Contexto jurídico e regulatório
Responsabilidade civil do marketplace por fraudes de terceiros
O Superior Tribunal de Justiça (STJ) consolidou entendimento, especialmente no julgamento do REsp 1.057.e similares, de que os marketplaces respondem solidariamente pelos danos causados a consumidores quando atuam como intermediários remunerados e exercem poder de controle sobre o ambiente de negociação.
O fundamento está no artigo 14 do Código de Defesa do Consumidor (CDC), que trata da responsabilidade objetiva do fornecedor de serviços por defeitos na prestação. O marketplace, ao disponibilizar a infraestrutura de compra e venda e ao cobrar comissão sobre transações, enquadra-se como fornecedor de serviço, não como mero intermediário neutro.

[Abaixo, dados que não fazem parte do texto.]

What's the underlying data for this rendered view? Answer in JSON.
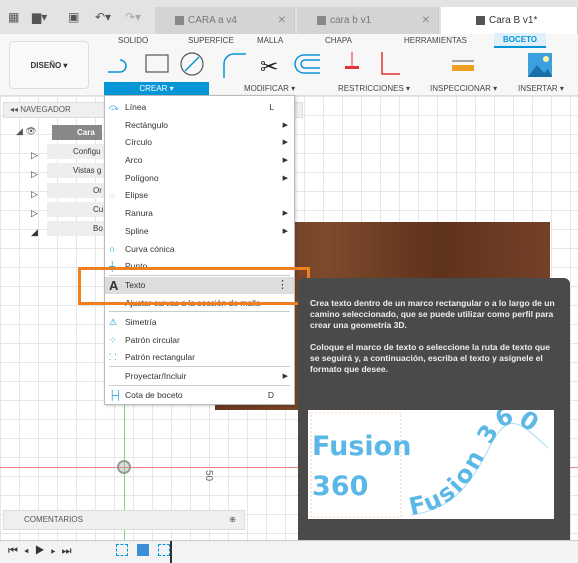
{
  "tabs": [
    {
      "label": "CARA  a v4"
    },
    {
      "label": "cara b v1"
    },
    {
      "label": "Cara B v1*"
    }
  ],
  "workspace": "DISEÑO ▾",
  "toolbar_tabs": [
    "SOLIDO",
    "SUPERFICE",
    "MALLA",
    "CHAPA",
    "HERRAMIENTAS",
    "BOCETO"
  ],
  "groups": [
    "CREAR ▾",
    "MODIFICAR ▾",
    "RESTRICCIONES ▾",
    "INSPECCIONAR ▾",
    "INSERTAR ▾"
  ],
  "navigator": {
    "title": "NAVEGADOR",
    "items": [
      "Cara B",
      "Configu",
      "Vistas g",
      "Or",
      "Cu",
      "Bo"
    ]
  },
  "menu": [
    {
      "label": "Línea",
      "shortcut": "L",
      "icon": "line-icon"
    },
    {
      "label": "Rectángulo",
      "sub": true
    },
    {
      "label": "Círculo",
      "sub": true
    },
    {
      "label": "Arco",
      "sub": true
    },
    {
      "label": "Polígono",
      "sub": true
    },
    {
      "label": "Elipse",
      "icon": "ellipse-icon"
    },
    {
      "label": "Ranura",
      "sub": true
    },
    {
      "label": "Spline",
      "sub": true
    },
    {
      "label": "Curva cónica",
      "icon": "conic-curve-icon"
    },
    {
      "label": "Punto",
      "icon": "point-icon"
    },
    {
      "label": "Texto",
      "icon": "text-icon",
      "highlighted": true
    },
    {
      "label": "Ajustar curvas a la sección de malla",
      "icon": "fit-curve-icon"
    },
    {
      "label": "Simetría",
      "icon": "mirror-icon"
    },
    {
      "label": "Patrón circular",
      "icon": "circular-pattern-icon"
    },
    {
      "label": "Patrón rectangular",
      "icon": "rectangular-pattern-icon"
    },
    {
      "label": "Proyectar/Incluir",
      "sub": true
    },
    {
      "label": "Cota de boceto",
      "shortcut": "D",
      "icon": "dimension-icon"
    }
  ],
  "tooltip": {
    "p1": "Crea texto dentro de un marco rectangular o a lo largo de un camino seleccionado, que se puede utilizar como perfil para crear una geometría 3D.",
    "p2": "Coloque el marco de texto o seleccione la ruta de texto que se seguirá y, a continuación, escriba el texto y asígnele el formato que desee.",
    "img_line1": "Fusion",
    "img_line2": "360",
    "img_path": "Fusion 360"
  },
  "axis_label": "50",
  "comments": "COMENTARIOS",
  "colors": {
    "accent": "#0696d7",
    "highlight": "#f07f21",
    "tooltip_bg": "#4a4a4a"
  }
}
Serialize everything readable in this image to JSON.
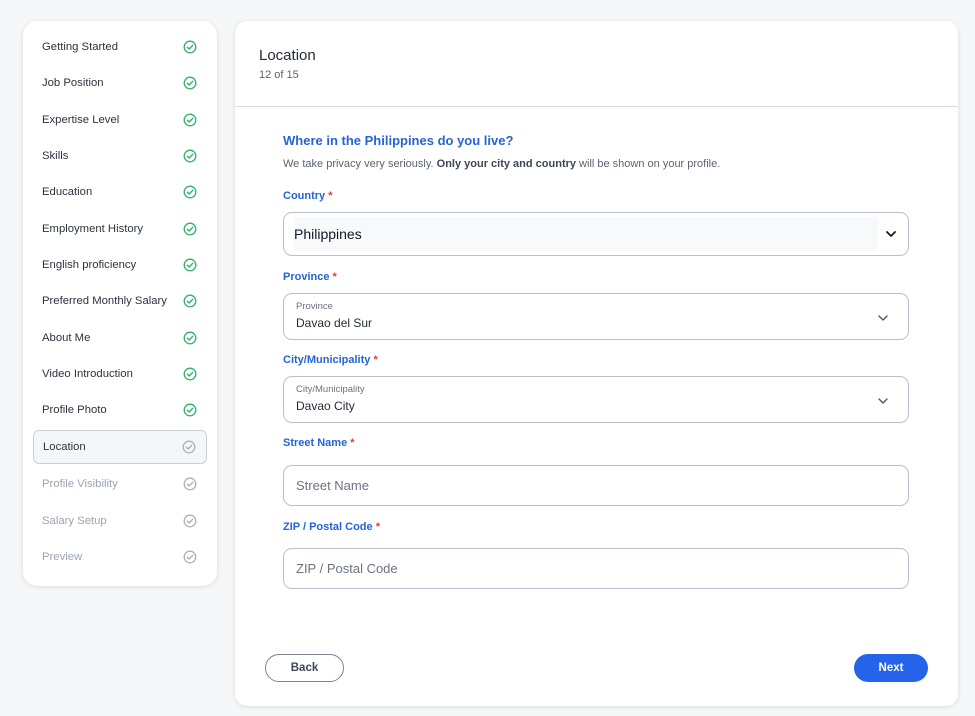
{
  "sidebar": {
    "items": [
      {
        "label": "Getting Started",
        "state": "done"
      },
      {
        "label": "Job Position",
        "state": "done"
      },
      {
        "label": "Expertise Level",
        "state": "done"
      },
      {
        "label": "Skills",
        "state": "done"
      },
      {
        "label": "Education",
        "state": "done"
      },
      {
        "label": "Employment History",
        "state": "done"
      },
      {
        "label": "English proficiency",
        "state": "done"
      },
      {
        "label": "Preferred Monthly Salary",
        "state": "done"
      },
      {
        "label": "About Me",
        "state": "done"
      },
      {
        "label": "Video Introduction",
        "state": "done"
      },
      {
        "label": "Profile Photo",
        "state": "done"
      },
      {
        "label": "Location",
        "state": "active"
      },
      {
        "label": "Profile Visibility",
        "state": "pending"
      },
      {
        "label": "Salary Setup",
        "state": "pending"
      },
      {
        "label": "Preview",
        "state": "pending"
      }
    ]
  },
  "header": {
    "title": "Location",
    "step": "12 of 15"
  },
  "form": {
    "question": "Where in the Philippines do you live?",
    "subtitle_pre": "We take privacy very seriously. ",
    "subtitle_bold": "Only your city and country",
    "subtitle_post": " will be shown on your profile.",
    "country": {
      "label": "Country",
      "value": "Philippines"
    },
    "province": {
      "label": "Province",
      "floating_label": "Province",
      "value": "Davao del Sur"
    },
    "city": {
      "label": "City/Municipality",
      "floating_label": "City/Municipality",
      "value": "Davao City"
    },
    "street": {
      "label": "Street Name",
      "placeholder": "Street Name",
      "value": ""
    },
    "zip": {
      "label": "ZIP / Postal Code",
      "placeholder": "ZIP / Postal Code",
      "value": ""
    },
    "required_mark": "*"
  },
  "buttons": {
    "back": "Back",
    "next": "Next"
  },
  "colors": {
    "accent": "#2563eb",
    "done": "#2fb36a",
    "required": "#e53935"
  }
}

Isso significa que, quando um consumidor paga por um produto e não o recebe em razão de fraude praticada por vendedor cadastrado na plataforma, o marketplace pode ser responsabilizado pelo ressarcimento, salvo se demonstrar culpa exclusiva do consumidor ou do terceiro de forma suficiente para afastar o nexo causal. Na prática, essa excludente raramente é aceita pelos tribunais.
Em paralelo, a Lei Geral de Proteção de Dados (LGPD, Lei 13.709/2018) impõe obrigações sobre o tratamento dos dados cadastrais dos vendedores. Um processo de verificação de identidade (KYC, do inglês 'Know Your Customer') deficiente pode configurar falha de segurança passível de sanção pela Autoridade Nacional de Proteção de Dados (ANPD), além de gerar responsabilidade civil adicional.
Impacto prático
Do ponto de vista contábil, o prejuízo de R$ 263 mil informado no caso deve ser classificado como perda operacional, registrada como despesa no resultado do exercício em que o dano é reconhecido. Se a empresa já identificava o risco de fraude e havia constituído provisão (conforme o CPC 25, que trata de provisões e passivos contingentes), o lançamento debita a provisão e credita o caixa ou contas a receber impactadas.

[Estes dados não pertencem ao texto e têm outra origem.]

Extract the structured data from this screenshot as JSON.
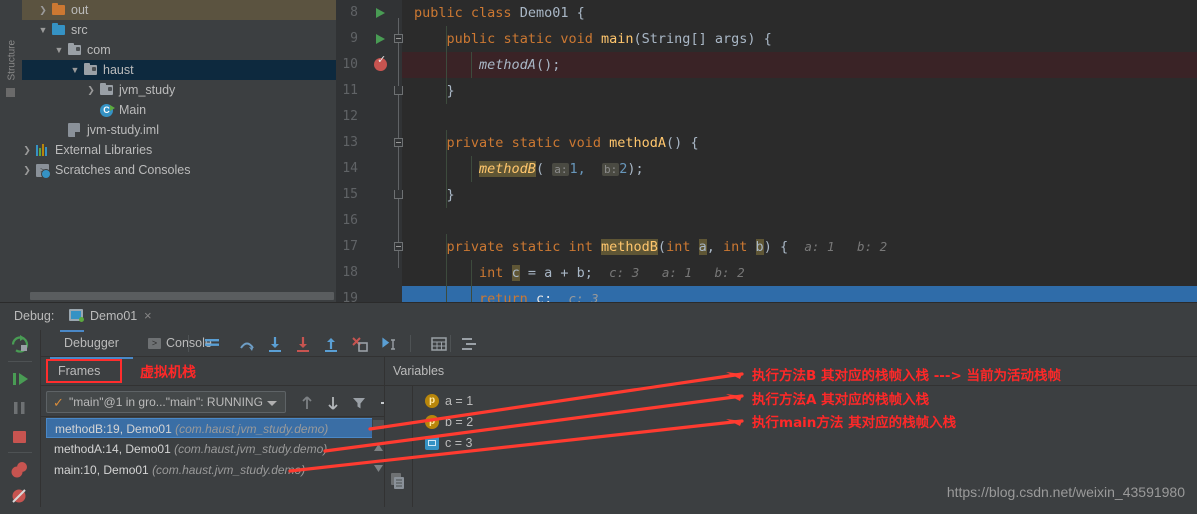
{
  "sidebar_rail": {
    "label": "Structure"
  },
  "project_tree": {
    "items": [
      {
        "label": "out",
        "icon": "folder-orange-icon",
        "arrow": "chevron-right",
        "depth": 1,
        "state": "highlighted"
      },
      {
        "label": "src",
        "icon": "folder-blue-icon",
        "arrow": "chevron-down",
        "depth": 1,
        "state": "normal"
      },
      {
        "label": "com",
        "icon": "package-icon",
        "arrow": "chevron-down",
        "depth": 2,
        "state": "normal"
      },
      {
        "label": "haust",
        "icon": "package-icon",
        "arrow": "chevron-down",
        "depth": 3,
        "state": "selected"
      },
      {
        "label": "jvm_study",
        "icon": "package-icon",
        "arrow": "chevron-right",
        "depth": 4,
        "state": "normal"
      },
      {
        "label": "Main",
        "icon": "java-class-runnable-icon",
        "arrow": "",
        "depth": 4,
        "state": "normal"
      },
      {
        "label": "jvm-study.iml",
        "icon": "module-file-icon",
        "arrow": "",
        "depth": 2,
        "state": "normal"
      },
      {
        "label": "External Libraries",
        "icon": "libraries-icon",
        "arrow": "chevron-right",
        "depth": 0,
        "state": "normal"
      },
      {
        "label": "Scratches and Consoles",
        "icon": "scratches-icon",
        "arrow": "chevron-right",
        "depth": 0,
        "state": "normal"
      }
    ]
  },
  "editor": {
    "lines": [
      {
        "num": "8",
        "gutter": "run-marker",
        "fold": "",
        "state": "normal"
      },
      {
        "num": "9",
        "gutter": "run-marker",
        "fold": "fold-start",
        "state": "normal"
      },
      {
        "num": "10",
        "gutter": "breakpoint-verified",
        "fold": "",
        "state": "breakpoint"
      },
      {
        "num": "11",
        "gutter": "",
        "fold": "fold-end",
        "state": "normal"
      },
      {
        "num": "12",
        "gutter": "",
        "fold": "",
        "state": "normal"
      },
      {
        "num": "13",
        "gutter": "",
        "fold": "fold-start",
        "state": "normal"
      },
      {
        "num": "14",
        "gutter": "",
        "fold": "",
        "state": "normal"
      },
      {
        "num": "15",
        "gutter": "",
        "fold": "fold-end",
        "state": "normal"
      },
      {
        "num": "16",
        "gutter": "",
        "fold": "",
        "state": "normal"
      },
      {
        "num": "17",
        "gutter": "",
        "fold": "fold-start",
        "state": "normal"
      },
      {
        "num": "18",
        "gutter": "",
        "fold": "",
        "state": "normal"
      },
      {
        "num": "19",
        "gutter": "",
        "fold": "",
        "state": "current"
      }
    ],
    "code": {
      "l8": "public class Demo01 {",
      "l9": "public static void main(String[] args) {",
      "l10": "methodA();",
      "l11": "}",
      "l13": "private static void methodA() {",
      "l14_call": "methodB(",
      "l14_hint_a": "a:",
      "l14_val_a": "1,",
      "l14_hint_b": "b:",
      "l14_val_b": "2",
      "l14_tail": ");",
      "l15": "}",
      "l17_sig": "private static int methodB(int a, int b) {",
      "l17_dbg": "a: 1   b: 2",
      "l18_code": "int c = a + b;",
      "l18_dbg": "c: 3   a: 1   b: 2",
      "l19_code": "return c;",
      "l19_dbg": "c: 3"
    }
  },
  "debug_window": {
    "label": "Debug:",
    "tab": {
      "title": "Demo01",
      "close": "×"
    },
    "toolbar": {
      "tabs": [
        {
          "label": "Debugger",
          "active": true
        },
        {
          "label": "Console",
          "active": false
        }
      ],
      "buttons": [
        "show-execution-point-icon",
        "step-over-icon",
        "step-into-icon",
        "force-step-into-icon",
        "step-out-icon",
        "drop-frame-icon",
        "run-to-cursor-icon",
        "evaluate-expression-icon",
        "settings-icon"
      ]
    },
    "rail_buttons": [
      "rerun-icon",
      "resume-program-icon",
      "pause-program-icon",
      "stop-icon",
      "view-breakpoints-icon",
      "mute-breakpoints-icon"
    ],
    "frames_panel": {
      "title": "Frames",
      "annotation": "虚拟机栈",
      "thread": {
        "value": "\"main\"@1 in gro...\"main\": RUNNING",
        "check": "✓"
      },
      "controls": [
        "up-arrow-icon",
        "down-arrow-icon",
        "filter-icon",
        "add-icon"
      ],
      "frames": [
        {
          "method": "methodB:19, Demo01",
          "package": "(com.haust.jvm_study.demo)",
          "selected": true
        },
        {
          "method": "methodA:14, Demo01",
          "package": "(com.haust.jvm_study.demo)",
          "selected": false
        },
        {
          "method": "main:10, Demo01",
          "package": "(com.haust.jvm_study.demo)",
          "selected": false
        }
      ]
    },
    "variables_panel": {
      "title": "Variables",
      "rows": [
        {
          "icon": "parameter-icon",
          "text": "a = 1"
        },
        {
          "icon": "parameter-icon",
          "text": "b = 2"
        },
        {
          "icon": "local-variable-icon",
          "text": "c = 3"
        }
      ]
    }
  },
  "annotations": {
    "notes": [
      "执行方法B 其对应的栈帧入栈  ---> 当前为活动栈帧",
      "执行方法A 其对应的栈帧入栈",
      "执行main方法 其对应的栈帧入栈"
    ],
    "arrow_color": "#ff3b30"
  },
  "watermark": {
    "text": "https://blog.csdn.net/weixin_43591980"
  }
}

Caso não haja provisão prévia, a perda entra diretamente como despesa extraordinária ou operacional, a depender da política contábil adotada, com reflexo imediato no EBITDA e nos indicadores de margem da plataforma. Para empresas listadas ou com obrigações de reporte financeiro a investidores, esse tipo de evento exige disclosure adequado nas notas explicativas.
Para marketplaces de menor porte, o impacto financeiro direto pode ser ainda mais severo. Além da perda em si, os custos com defesa jurídica, atendimento a reclamações, reembolso a consumidores afetados e eventual multa regulatória compõem um passivo que não raro supera o valor inicial do golpe. Estruturar um programa de compliance e antifraude não é custo: é proteção de margem.
Considerações finais
O caso investigado pela Polícia Civil de São Paulo serve como referência concreta dos riscos que marketplaces enfrentam ao escalar operações sem o correspondente investimento em verificação de identidade, monitoramento de transações e protocolos de resposta a fraudes. A responsabilidade civil objetiva prevista no CDC e os riscos regulatórios da LGPD tornam o compliance uma exigência operacional, não uma escolha.
Gestores de plataformas digitais devem revisar periodicamente seus processos de onboarding de vendedores, limites de transação para contas novas e critérios de provisionamento contábil para perdas esperadas com fraude. Estruturar essa governança antes de um incidente é substancialmente menos custoso do que responder a ele depois.